To date, Eva-Stina Byggmästar has published 11 collections of poetry. A selection of her poems has appeared in Finnish as "Onnenvaellus käydään varvasjuoksua" (roughly: "In Its Wanderings, Joy Runs on Tiptoe") in 2002.

I am hoping myself to be able to publish a selection of her poems, translated into English.

4 comments:

David McDuff said...

I've tried to translate Byggmästar, but have never been satisfied with the results. Her poems seem so deeply embedded in the tension of the original language that it's hard to take them out of it. A bit like the problems encountered when attempting to translate the poetry of Gunnar Björling. Nonetheless, on the evidence of these examples I think you have done pretty well, Eric!

Eric Dickens said...

I agree entirely about Byggmästar's "embeddedness". That is why I have, as yet, not managed to identify an adequate number of poems to fill a selection. Those of her poems that involve puns are often impossible to do justice to in English.
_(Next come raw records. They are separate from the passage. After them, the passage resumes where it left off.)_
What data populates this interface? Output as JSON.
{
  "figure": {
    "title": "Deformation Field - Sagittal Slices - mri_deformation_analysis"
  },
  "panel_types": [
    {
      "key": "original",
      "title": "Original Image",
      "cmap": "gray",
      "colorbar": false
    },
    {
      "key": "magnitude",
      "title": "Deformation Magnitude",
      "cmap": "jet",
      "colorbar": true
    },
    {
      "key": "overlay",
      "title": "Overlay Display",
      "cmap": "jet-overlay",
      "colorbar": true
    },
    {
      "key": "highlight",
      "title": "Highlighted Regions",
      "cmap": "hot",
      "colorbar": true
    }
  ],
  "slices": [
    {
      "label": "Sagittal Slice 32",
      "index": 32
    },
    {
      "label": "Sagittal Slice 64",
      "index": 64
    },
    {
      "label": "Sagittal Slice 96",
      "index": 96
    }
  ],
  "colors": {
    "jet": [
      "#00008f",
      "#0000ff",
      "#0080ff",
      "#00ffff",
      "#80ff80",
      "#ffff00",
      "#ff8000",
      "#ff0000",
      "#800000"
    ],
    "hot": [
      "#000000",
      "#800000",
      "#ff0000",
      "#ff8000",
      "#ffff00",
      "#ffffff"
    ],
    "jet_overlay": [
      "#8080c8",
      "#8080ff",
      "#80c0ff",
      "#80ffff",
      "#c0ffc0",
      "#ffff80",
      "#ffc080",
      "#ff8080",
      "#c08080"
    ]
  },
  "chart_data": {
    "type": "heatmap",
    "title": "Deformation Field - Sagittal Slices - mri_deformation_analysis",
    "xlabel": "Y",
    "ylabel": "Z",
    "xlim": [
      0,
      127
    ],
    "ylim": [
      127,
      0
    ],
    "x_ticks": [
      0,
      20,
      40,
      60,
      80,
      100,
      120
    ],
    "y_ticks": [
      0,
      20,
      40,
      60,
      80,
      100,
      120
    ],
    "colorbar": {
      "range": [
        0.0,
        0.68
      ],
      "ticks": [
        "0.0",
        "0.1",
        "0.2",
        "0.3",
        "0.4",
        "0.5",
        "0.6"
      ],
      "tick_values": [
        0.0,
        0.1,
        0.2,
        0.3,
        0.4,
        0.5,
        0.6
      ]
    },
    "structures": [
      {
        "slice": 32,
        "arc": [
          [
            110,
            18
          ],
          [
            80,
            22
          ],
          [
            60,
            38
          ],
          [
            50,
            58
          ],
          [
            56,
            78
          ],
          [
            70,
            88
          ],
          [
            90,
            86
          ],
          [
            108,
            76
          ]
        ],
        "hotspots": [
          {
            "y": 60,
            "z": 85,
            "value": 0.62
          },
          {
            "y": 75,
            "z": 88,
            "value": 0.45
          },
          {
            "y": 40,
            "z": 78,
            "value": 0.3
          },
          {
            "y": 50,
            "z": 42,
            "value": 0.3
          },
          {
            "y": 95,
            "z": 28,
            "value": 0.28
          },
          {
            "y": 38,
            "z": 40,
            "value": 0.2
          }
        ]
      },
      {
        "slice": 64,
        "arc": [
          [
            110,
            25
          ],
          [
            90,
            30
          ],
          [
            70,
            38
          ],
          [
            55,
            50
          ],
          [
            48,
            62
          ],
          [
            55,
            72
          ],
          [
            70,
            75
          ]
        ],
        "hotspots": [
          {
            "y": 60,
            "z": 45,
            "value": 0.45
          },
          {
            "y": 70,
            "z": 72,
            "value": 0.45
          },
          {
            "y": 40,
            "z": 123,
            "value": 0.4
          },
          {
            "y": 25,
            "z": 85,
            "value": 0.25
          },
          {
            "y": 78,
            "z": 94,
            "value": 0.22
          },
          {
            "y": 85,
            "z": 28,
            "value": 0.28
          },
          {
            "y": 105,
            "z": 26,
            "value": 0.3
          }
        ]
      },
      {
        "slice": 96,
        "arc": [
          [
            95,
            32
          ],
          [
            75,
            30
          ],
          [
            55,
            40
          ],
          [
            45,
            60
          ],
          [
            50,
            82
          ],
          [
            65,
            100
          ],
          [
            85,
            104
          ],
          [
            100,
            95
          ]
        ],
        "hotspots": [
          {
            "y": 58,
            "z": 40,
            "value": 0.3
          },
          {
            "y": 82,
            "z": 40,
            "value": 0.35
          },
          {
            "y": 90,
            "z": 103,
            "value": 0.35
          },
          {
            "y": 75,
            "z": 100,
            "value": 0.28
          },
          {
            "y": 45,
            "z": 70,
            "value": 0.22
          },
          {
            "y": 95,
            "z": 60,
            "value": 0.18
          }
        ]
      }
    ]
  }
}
The ones I picked here, to give a taste, were ones where the pitfalls of punnery, and abysses of alliteration, were not in evidence, and you could more or less translate the poems straight from the page. But there are much more difficult ones. For instance:

Finns lindring i lindar!
Finns lönnfack i lönnar!
Men låt hundarna leka
att de gömmer sig i glesa
gluggar. Låt dem resa,
låt dem stå på glänt
mot allt som glindrar,
glittrar, glänser, glimtar.

This is worse than trying to translate Gerard Manley Hopkins into another language!

David McDuff said...

In some ways it's also a bit like translating Marina Tsvetayeva from Russian. One can really only attempt to recreate the effects - the sounds, the rhythms - in English, while the substance of the poems sometimes has to take second place. I once had a difference of opinion with Elaine Feinstein about how this should be done, and it got as far as a review of her Tsvetayeva translations I wrote for the New York Review of Books, and was published there.

Johannes said...

Hi Eric!
We're having a discussion about Byggmästar over on our blog www.montevidayo.com. You might be interested in that. I"ll link to this. Hope you are doing well.